Monetary policy in the United Kingdom took a back seat relative to other parts of the world as a strong consensus built that the Bank of England was highly unlikely to raise rates any time during the year due to the absence of any meaningful inflation.
The biggest event of the first half of summer from an investment point of view was arguably the Federal Reserve’s June meeting. By most reckonings this was the first meeting since the financial crisis where there was a significant chance of the Fed raising rates.
Chair Janet Yellen and her colleagues decided to hold fire however despite encouraging data being generated in the US economy, something which backed them into a corner later in the year.
The back end of the summer was dominated by the rising power of China to affect the world economy. A loss in market confidence both in Chinese economic growth prospects and the value of its biggest companies saw a crash in Chinese equities indices and set off alarm bells in markets around the world.
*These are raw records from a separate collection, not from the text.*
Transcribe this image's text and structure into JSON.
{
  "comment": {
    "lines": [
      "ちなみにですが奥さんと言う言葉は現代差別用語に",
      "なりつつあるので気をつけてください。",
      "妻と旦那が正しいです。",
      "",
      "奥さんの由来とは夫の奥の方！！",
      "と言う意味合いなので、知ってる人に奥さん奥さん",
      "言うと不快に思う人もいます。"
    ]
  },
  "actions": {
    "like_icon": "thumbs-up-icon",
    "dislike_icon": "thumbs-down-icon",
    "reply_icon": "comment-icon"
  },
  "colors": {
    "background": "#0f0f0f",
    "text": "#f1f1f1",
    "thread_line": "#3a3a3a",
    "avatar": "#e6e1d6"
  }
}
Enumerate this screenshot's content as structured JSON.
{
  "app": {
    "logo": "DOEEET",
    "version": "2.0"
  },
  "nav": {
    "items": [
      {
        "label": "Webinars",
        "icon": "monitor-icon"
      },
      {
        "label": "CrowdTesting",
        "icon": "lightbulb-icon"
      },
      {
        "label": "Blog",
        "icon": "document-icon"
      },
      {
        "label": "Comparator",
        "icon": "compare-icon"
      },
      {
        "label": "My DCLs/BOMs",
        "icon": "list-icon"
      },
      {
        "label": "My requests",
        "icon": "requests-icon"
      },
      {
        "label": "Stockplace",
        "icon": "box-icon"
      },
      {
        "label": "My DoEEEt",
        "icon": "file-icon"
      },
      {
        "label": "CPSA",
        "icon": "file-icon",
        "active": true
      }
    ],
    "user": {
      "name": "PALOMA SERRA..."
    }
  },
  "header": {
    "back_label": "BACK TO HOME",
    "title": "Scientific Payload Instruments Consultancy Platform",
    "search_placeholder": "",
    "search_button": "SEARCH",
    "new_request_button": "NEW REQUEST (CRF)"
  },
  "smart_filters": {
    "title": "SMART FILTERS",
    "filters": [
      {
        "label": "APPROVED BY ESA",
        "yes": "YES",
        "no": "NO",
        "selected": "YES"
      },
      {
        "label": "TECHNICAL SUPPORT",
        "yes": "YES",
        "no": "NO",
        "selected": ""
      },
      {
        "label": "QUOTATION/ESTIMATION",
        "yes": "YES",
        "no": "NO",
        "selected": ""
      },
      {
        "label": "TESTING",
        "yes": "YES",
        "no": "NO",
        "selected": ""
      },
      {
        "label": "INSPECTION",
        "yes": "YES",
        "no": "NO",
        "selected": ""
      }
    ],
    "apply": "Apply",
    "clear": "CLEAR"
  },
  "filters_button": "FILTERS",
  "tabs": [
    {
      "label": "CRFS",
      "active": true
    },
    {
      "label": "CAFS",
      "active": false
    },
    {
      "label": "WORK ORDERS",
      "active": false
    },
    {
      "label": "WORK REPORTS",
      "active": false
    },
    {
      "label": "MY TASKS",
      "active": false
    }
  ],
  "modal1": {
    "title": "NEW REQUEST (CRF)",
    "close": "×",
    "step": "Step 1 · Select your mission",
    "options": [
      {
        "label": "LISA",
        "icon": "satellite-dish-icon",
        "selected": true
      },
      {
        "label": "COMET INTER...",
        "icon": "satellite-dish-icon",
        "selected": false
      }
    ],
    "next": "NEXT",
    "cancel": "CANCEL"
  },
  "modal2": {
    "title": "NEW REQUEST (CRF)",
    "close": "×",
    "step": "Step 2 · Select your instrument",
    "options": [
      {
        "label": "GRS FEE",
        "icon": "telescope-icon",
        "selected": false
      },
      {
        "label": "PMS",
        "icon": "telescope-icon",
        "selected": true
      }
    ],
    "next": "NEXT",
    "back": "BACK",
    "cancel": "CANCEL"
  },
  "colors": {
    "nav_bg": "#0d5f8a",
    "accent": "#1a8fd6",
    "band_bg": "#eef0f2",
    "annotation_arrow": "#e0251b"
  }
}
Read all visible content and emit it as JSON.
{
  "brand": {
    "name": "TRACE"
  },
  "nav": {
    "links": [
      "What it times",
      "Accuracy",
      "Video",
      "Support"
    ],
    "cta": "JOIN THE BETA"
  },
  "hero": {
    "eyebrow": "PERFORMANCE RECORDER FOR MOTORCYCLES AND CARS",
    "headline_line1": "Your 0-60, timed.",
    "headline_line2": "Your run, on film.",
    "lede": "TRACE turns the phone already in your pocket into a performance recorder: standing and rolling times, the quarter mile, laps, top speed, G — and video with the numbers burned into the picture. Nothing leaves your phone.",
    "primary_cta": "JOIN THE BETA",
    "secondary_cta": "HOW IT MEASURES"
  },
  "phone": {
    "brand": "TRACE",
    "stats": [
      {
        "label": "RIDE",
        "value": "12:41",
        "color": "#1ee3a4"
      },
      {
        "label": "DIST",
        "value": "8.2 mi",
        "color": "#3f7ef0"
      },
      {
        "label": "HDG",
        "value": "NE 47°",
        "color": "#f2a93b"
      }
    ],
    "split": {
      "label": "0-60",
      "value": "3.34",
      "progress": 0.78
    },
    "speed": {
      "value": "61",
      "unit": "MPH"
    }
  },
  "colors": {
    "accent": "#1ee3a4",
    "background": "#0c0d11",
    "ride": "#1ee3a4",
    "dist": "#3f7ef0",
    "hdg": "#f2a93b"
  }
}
Perhaps the most notable effect of this was that it made the Federal Reserve back away from raising rates in September, as had been expected. Not only was the decision itself significant but the reasons, with Yellen citing global factors as having played a role in the decision rather than it being based purely on domestic data.
The 25 basis point rise finally came in December after being heavily telegraphed by Yellen and co over the preceding two months.
The collapse in the global oil price was another major factor in investment decisions during 2015, and was a theme that ran through the year rather than something which centred on any particular point in time.